Эннеари потерял сознание очень ненадолго. Очнулся он быстро,
вдоха за два… а очнувшись, понял, что снова не успел. Какого-то
жалкого мгновения не хватило, чтобы встать… встать, открыть глаза,
раны залечить… не хватило.
-- Эй, да ведь это не он! – послышался хриплый голос. – Это
другой. С-сволота остроухая!
Кованый сапог с размаху угодил эльфу под ребра. Эннеари почти
сумел уже разлепить склеенные кровью ресницы – но удар заставил его
вновь крепко стиснуть веки от перехватившей дух боли. Еще один
пинок. И еще. Вновь ругательство… только голос уже другой. Еще
удар… минуту бы, одну только минуту, единственную, ту самую,
которой нет!.. долю минуты хотя бы…
Нелепо, до чего же нелепо. Угодить под стрелу, сорваться со
скалы и попасть под сапоги разъяренных своей ошибкой наемников –
наемников, которые и охотились-то вовсе не на него… но прикончить
они его все равно прикончат – то ли со злости, то ли просто для
того, чтобы не оставлять живого свидетеля… и не оставят… потому что
никакая живучесть Эннеари сейчас не выручит… ведь ему не хватило
минуты, всего лишь минуты… меньше даже, чем минуты… и он не успевал
– теперь уже в самый последний раз.
Когда град пинков внезапно прекратился, а ругань сменилась
воплями ужаса, Эннеари уже не мог подняться, не мог открыть глаза.
Ему казалось, что он не здесь, а где-то далеко – и оттуда,
издалека, он скорее угадал отрешенно, чем услышал тяжкое
содрогание, подобное исполинскому смеху – Хохочущий Перевал недаром
так назывался. А следом за содроганием пришел белый гром, накрыв
собою всю седловину перевала. Он поглотил и тропу, и валун, и
предсмертные крики убийц – поглотил, навалился, сдавил обессиленное
тело Эннеари и поволок за собой.
Какой эльф, если он в полном уме и сознании, под камнепад
полезет!
Следом за этой гаснущей мыслью пришла другая, совсем уже
неотчетливая, как последние отголоски дальнего эха.
Я не успел.
Если глядеть только на клинки, взлетающие навстречу небесной
синеве и солнечному сиянию, легко можно было представить себе, что
это сказочный великан жонглирует двумя кинжалами. Однако клинки
были не кинжалами, а двуручными мечами, и в полет их посылал отнюдь
не великан.
Бывший -- давно, очень давно, десять уже лет, как бывший! --
канцлер Селти проделывал это упражнение каждодневно. Не для того
даже, чтобы не размякнуть -- хотя и опуститься, утратить былую силу
и сноровку... о таком он не мог и помыслить. Вообразить свое тело
обрюзглым, согбенным, с обвисшими мускулами... о нет! И все же
Селти жонглировал мечами не ради того, чтобы не утратить формы.

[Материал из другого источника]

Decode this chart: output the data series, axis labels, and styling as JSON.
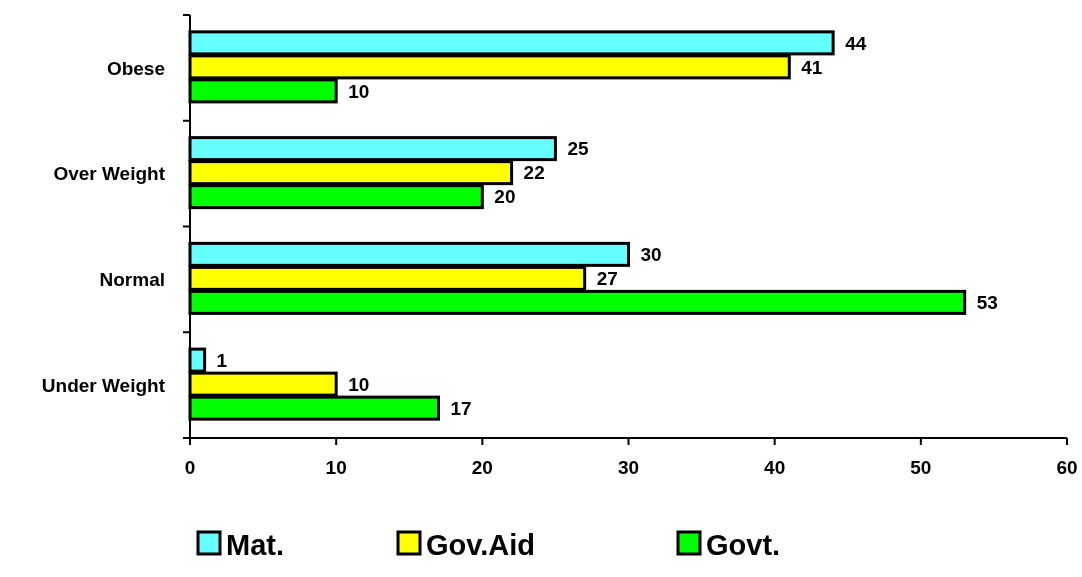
{
  "chart_data": {
    "type": "bar",
    "orientation": "horizontal",
    "categories": [
      "Obese",
      "Over Weight",
      "Normal",
      "Under Weight"
    ],
    "series": [
      {
        "name": "Mat.",
        "color": "#66ffff",
        "values": [
          44,
          25,
          30,
          1
        ]
      },
      {
        "name": "Gov.Aid",
        "color": "#ffff00",
        "values": [
          41,
          22,
          27,
          10
        ]
      },
      {
        "name": "Govt.",
        "color": "#00ff00",
        "values": [
          10,
          20,
          53,
          17
        ]
      }
    ],
    "xlim": [
      0,
      60
    ],
    "xticks": [
      0,
      10,
      20,
      30,
      40,
      50,
      60
    ],
    "data_labels": true,
    "legend": "bottom",
    "grid": false
  }
}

Просто ему нравилось это занятие. Ему нравилось раз за разом
покорять тяжкое могущество стали. Даже и одним двуручным мечом
швыряться -- вский ли сможет? А он, Селти, заставляет летать два
меча. Это повинуясь велению его руки и ничьей иной клинки летят
вверх и вновь послушно подставляют рукояти своему господину. Это
он, Селти, способен принудить их к послушанию. Это его сила смиряет
упрямую тяжесть и посылает мечи в полет наперекор их природе.